I am not trying to be cynical about any of these coaches because they all have great numbers as coaches otherwise, they wouldn’t be in this league, to begin with. My only concern is going back to Thomas’ point about the team having a disconnect in the clubhouse. Maybe the constant changing of personal is causing this disconnect as every year it seems like an entirely new staff is in the mix.

Players don’t always like change, and sometimes it takes them a while to adjust to a new system. After having familiarity with a system for three years, they have now had two new systems in two seasons. Judging by what I see on the field, it seems as if the team has not bought into either one of these systems the past two seasons and have tried to do things on their own instead of listening to the coaches. I could be completely off base on that observation, but teams do like familiarity with systems and continuity with coaches.

You like to know who you will be working with one season to the next and exactly what to expect on the field when spring training starts. The more coaches you bring in during a managerial tenure, the less likely a team will buy into a system and put trust in those coaches as they don’t have the confidence that those same coaches will be around the next season.
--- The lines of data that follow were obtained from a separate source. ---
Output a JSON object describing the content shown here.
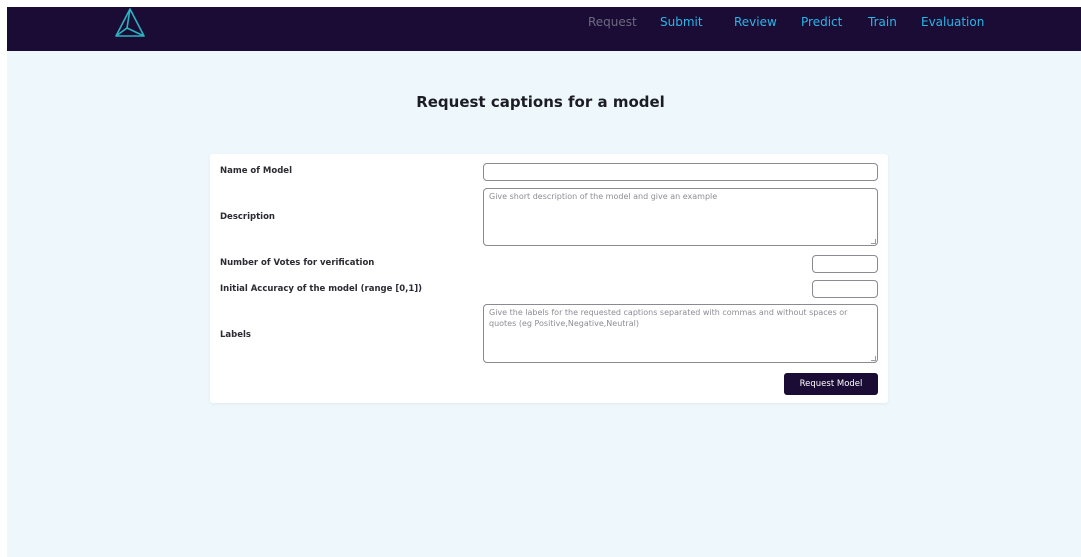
{
  "nav": {
    "items": [
      {
        "label": "Request"
      },
      {
        "label": "Submit"
      },
      {
        "label": "Review"
      },
      {
        "label": "Predict"
      },
      {
        "label": "Train"
      },
      {
        "label": "Evaluation"
      }
    ]
  },
  "colors": {
    "navbar": "#1a0c35",
    "active_link": "#29b6e8",
    "muted_link": "#6d6a80",
    "background": "#eef8fc",
    "logo": "#2bb3c0"
  },
  "logo": {
    "icon": "triangle-logo-icon"
  },
  "page": {
    "title": "Request captions for a model"
  },
  "form": {
    "name_label": "Name of Model",
    "name_value": "",
    "description_label": "Description",
    "description_placeholder": "Give short description of the model and give an example",
    "votes_label": "Number of Votes for verification",
    "votes_value": "",
    "accuracy_label": "Initial Accuracy of the model (range [0,1])",
    "accuracy_value": "",
    "labels_label": "Labels",
    "labels_placeholder": "Give the labels for the requested captions separated with commas and without spaces or quotes (eg Positive,Negative,Neutral)",
    "submit_label": "Request Model"
  }
}
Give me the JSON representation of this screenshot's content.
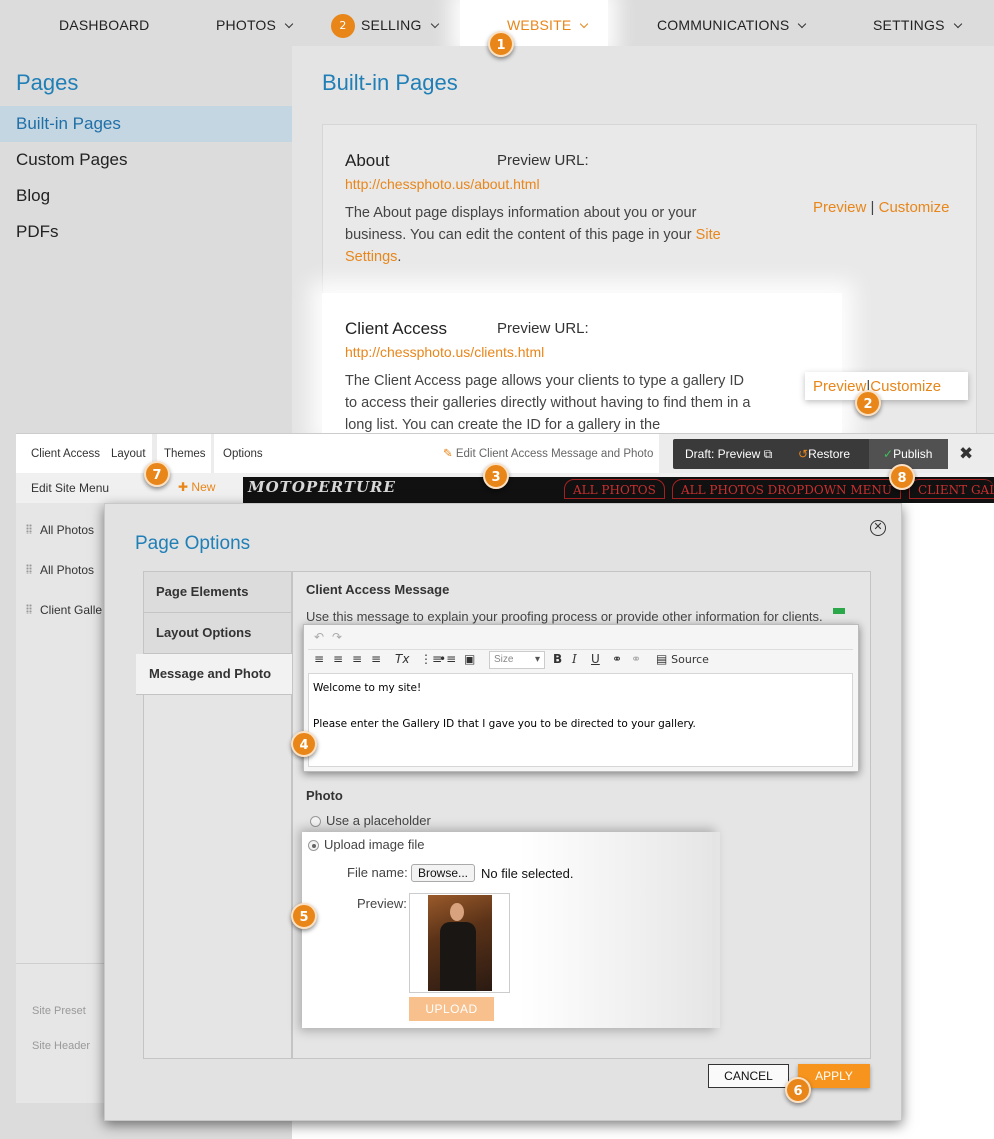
{
  "nav": {
    "dashboard": "DASHBOARD",
    "photos": "PHOTOS",
    "selling": "SELLING",
    "selling_badge": "2",
    "website": "WEBSITE",
    "communications": "COMMUNICATIONS",
    "settings": "SETTINGS"
  },
  "sidebar": {
    "title": "Pages",
    "items": [
      {
        "label": "Built-in Pages"
      },
      {
        "label": "Custom Pages"
      },
      {
        "label": "Blog"
      },
      {
        "label": "PDFs"
      }
    ]
  },
  "main": {
    "title": "Built-in Pages",
    "pages": [
      {
        "name": "About",
        "url_label": "Preview URL:",
        "url": "http://chessphoto.us/about.html",
        "desc_before": "The About page displays information about you or your business. You can edit the content of this page in your ",
        "desc_link": "Site Settings",
        "desc_after": ".",
        "preview": "Preview",
        "sep": "|",
        "customize": "Customize"
      },
      {
        "name": "Client Access",
        "url_label": "Preview URL:",
        "url": "http://chessphoto.us/clients.html",
        "desc": "The Client Access page allows your clients to type a gallery ID to access their galleries directly without having to find them in a long list. You can create the ID for a gallery in the",
        "preview": "Preview",
        "sep": "|",
        "customize": "Customize"
      }
    ]
  },
  "editbar": {
    "page": "Client Access",
    "layout": "Layout",
    "themes": "Themes",
    "options": "Options",
    "edit_message": "Edit Client Access Message and Photo",
    "draft_preview": "Draft: Preview",
    "restore": "Restore",
    "publish": "Publish",
    "close": "✖"
  },
  "site_strip": {
    "logo": "MOTOPERTURE",
    "tabs": [
      "ALL PHOTOS",
      "ALL PHOTOS DROPDOWN MENU",
      "CLIENT GAL"
    ]
  },
  "left_panel": {
    "edit_menu": "Edit Site Menu",
    "new": "New",
    "items": [
      "All Photos",
      "All Photos",
      "Client Galle"
    ],
    "site_preset": "Site Preset",
    "site_header": "Site Header"
  },
  "modal": {
    "title": "Page Options",
    "tabs": [
      "Page Elements",
      "Layout Options",
      "Message and Photo"
    ],
    "message_heading": "Client Access Message",
    "message_help": "Use this message to explain your proofing process or provide other information for clients.",
    "editor": {
      "size_label": "Size",
      "source_label": "Source",
      "lines": [
        "Welcome to my site!",
        "Please enter the Gallery ID that I gave you to be directed to your gallery."
      ]
    },
    "photo_heading": "Photo",
    "option_placeholder": "Use a placeholder",
    "option_upload": "Upload image file",
    "file_name_label": "File name:",
    "browse": "Browse...",
    "no_file": "No file selected.",
    "preview_label": "Preview:",
    "upload": "UPLOAD",
    "cancel": "CANCEL",
    "apply": "APPLY"
  },
  "callouts": [
    "1",
    "2",
    "3",
    "4",
    "5",
    "6",
    "7",
    "8"
  ],
  "colors": {
    "accent": "#e8861a",
    "link_blue": "#1f7fb6",
    "publish_green": "#3fbf5a"
  }
}
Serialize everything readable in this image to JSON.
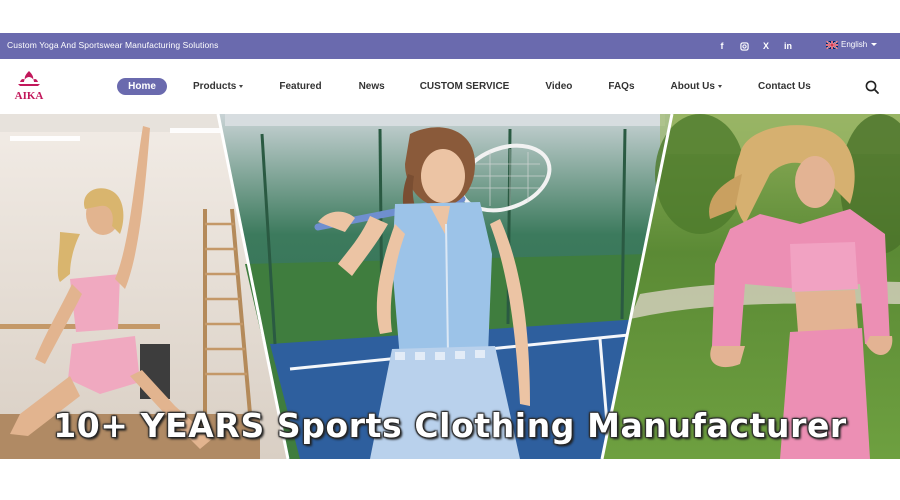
{
  "topbar": {
    "tagline": "Custom Yoga And Sportswear Manufacturing Solutions",
    "social": [
      {
        "icon": "facebook-icon",
        "glyph": "f"
      },
      {
        "icon": "instagram-icon",
        "glyph": "◙"
      },
      {
        "icon": "x-twitter-icon",
        "glyph": "X"
      },
      {
        "icon": "linkedin-icon",
        "glyph": "in"
      }
    ],
    "language": "English"
  },
  "nav": {
    "logo_text": "AIKA",
    "items": [
      {
        "label": "Home",
        "active": true,
        "dropdown": false
      },
      {
        "label": "Products",
        "active": false,
        "dropdown": true
      },
      {
        "label": "Featured",
        "active": false,
        "dropdown": false
      },
      {
        "label": "News",
        "active": false,
        "dropdown": false
      },
      {
        "label": "CUSTOM SERVICE",
        "active": false,
        "dropdown": false
      },
      {
        "label": "Video",
        "active": false,
        "dropdown": false
      },
      {
        "label": "FAQs",
        "active": false,
        "dropdown": false
      },
      {
        "label": "About Us",
        "active": false,
        "dropdown": true
      },
      {
        "label": "Contact Us",
        "active": false,
        "dropdown": false
      }
    ]
  },
  "hero": {
    "title": "10+ YEARS Sports Clothing Manufacturer"
  },
  "colors": {
    "brand": "#6a6aae",
    "logo": "#c2185b"
  }
}
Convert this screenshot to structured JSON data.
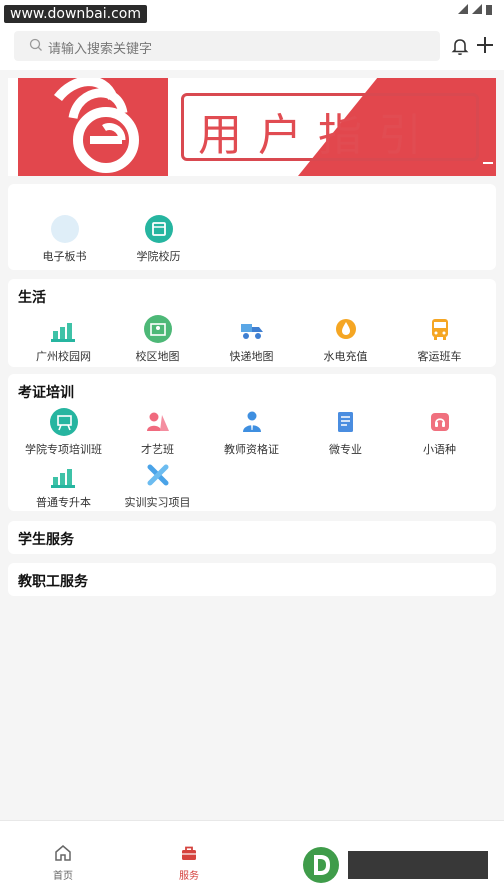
{
  "status_bar": {
    "watermark": "www.downbai.com"
  },
  "search": {
    "placeholder": "请输入搜索关键字"
  },
  "banner": {
    "title": "用户指引"
  },
  "quick_links": [
    {
      "label": "电子板书",
      "icon": "ebook-icon"
    },
    {
      "label": "学院校历",
      "icon": "calendar-icon"
    }
  ],
  "life": {
    "title": "生活",
    "items": [
      {
        "label": "广州校园网",
        "icon": "campus-net-icon"
      },
      {
        "label": "校区地图",
        "icon": "map-icon"
      },
      {
        "label": "快递地图",
        "icon": "delivery-icon"
      },
      {
        "label": "水电充值",
        "icon": "utility-recharge-icon"
      },
      {
        "label": "客运班车",
        "icon": "bus-icon"
      }
    ]
  },
  "exam": {
    "title": "考证培训",
    "items": [
      {
        "label": "学院专项培训班",
        "icon": "training-icon"
      },
      {
        "label": "才艺班",
        "icon": "arts-icon"
      },
      {
        "label": "教师资格证",
        "icon": "teacher-cert-icon"
      },
      {
        "label": "微专业",
        "icon": "micro-major-icon"
      },
      {
        "label": "小语种",
        "icon": "language-icon"
      },
      {
        "label": "普通专升本",
        "icon": "upgrade-icon"
      },
      {
        "label": "实训实习项目",
        "icon": "practice-icon"
      }
    ]
  },
  "sections": {
    "student": "学生服务",
    "staff": "教职工服务"
  },
  "nav": {
    "home": "首页",
    "service": "服务"
  },
  "colors": {
    "accent": "#d5433e",
    "teal": "#26b5a0",
    "green": "#4db877"
  }
}
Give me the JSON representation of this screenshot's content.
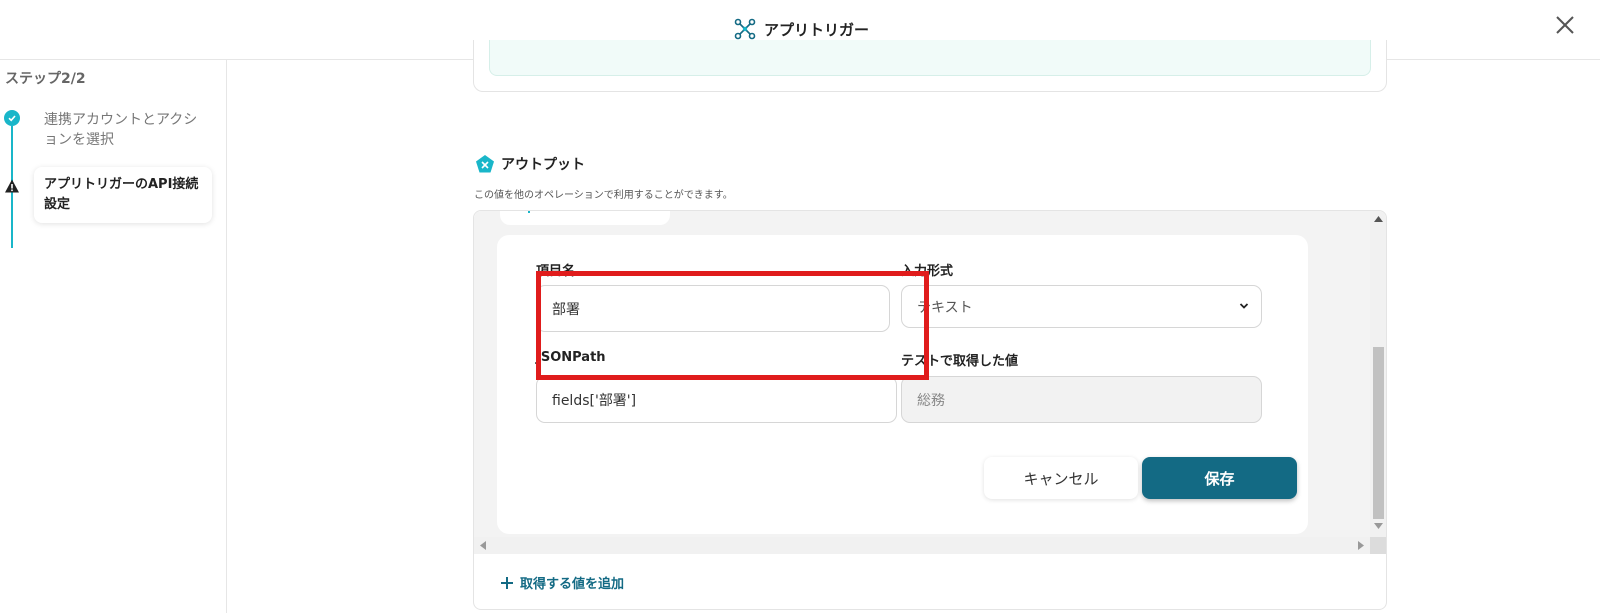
{
  "header": {
    "title": "アプリトリガー",
    "icon": "app-trigger-icon",
    "close_icon": "close-icon"
  },
  "sidebar": {
    "step_count": "ステップ2/2",
    "steps": [
      {
        "label": "連携アカウントとアクションを選択",
        "status": "completed",
        "icon": "check-icon"
      },
      {
        "label": "アプリトリガーのAPI接続設定",
        "status": "warning",
        "icon": "warning-icon"
      }
    ]
  },
  "output": {
    "title": "アウトプット",
    "description": "この値を他のオペレーションで利用することができます。",
    "form": {
      "item_name_label": "項目名",
      "item_name_value": "部署",
      "input_format_label": "入力形式",
      "input_format_value": "テキスト",
      "jsonpath_label": "JSONPath",
      "jsonpath_value": "fields['部署']",
      "test_value_label": "テストで取得した値",
      "test_value": "総務",
      "cancel_label": "キャンセル",
      "save_label": "保存"
    },
    "add_value_label": "取得する値を追加"
  },
  "colors": {
    "accent": "#19b6c9",
    "primary_button": "#136a84",
    "highlight": "#e01c1c"
  }
}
This season does seem different from last year as the team is at least familiar with both new coaches considering how they have been in the organization during Maddon's tenure. Now it is time for the Cubs to trust these men and buy into the system as it seemed to be working early. Do I expect things to get better in the second half, yes but it won’t be a runaway in this division?

My biggest fear is that if the Cubs miss the playoffs or even make the postseason and come short of the NLCS that not only will Maddon be gone but the entire staff will be recycled yet again. That would mean another new staff next season, bringing the total to four staffs in four years. Just ask Jason Heyward how difficult it is for a team to buy into an ever-changing system when every hitting coach he has had with the Cubs has told him something different to do at the plate. It appears he finally has what he needs to make things work but do the Cubs have what they need to succeed once again, or will more change be required next season?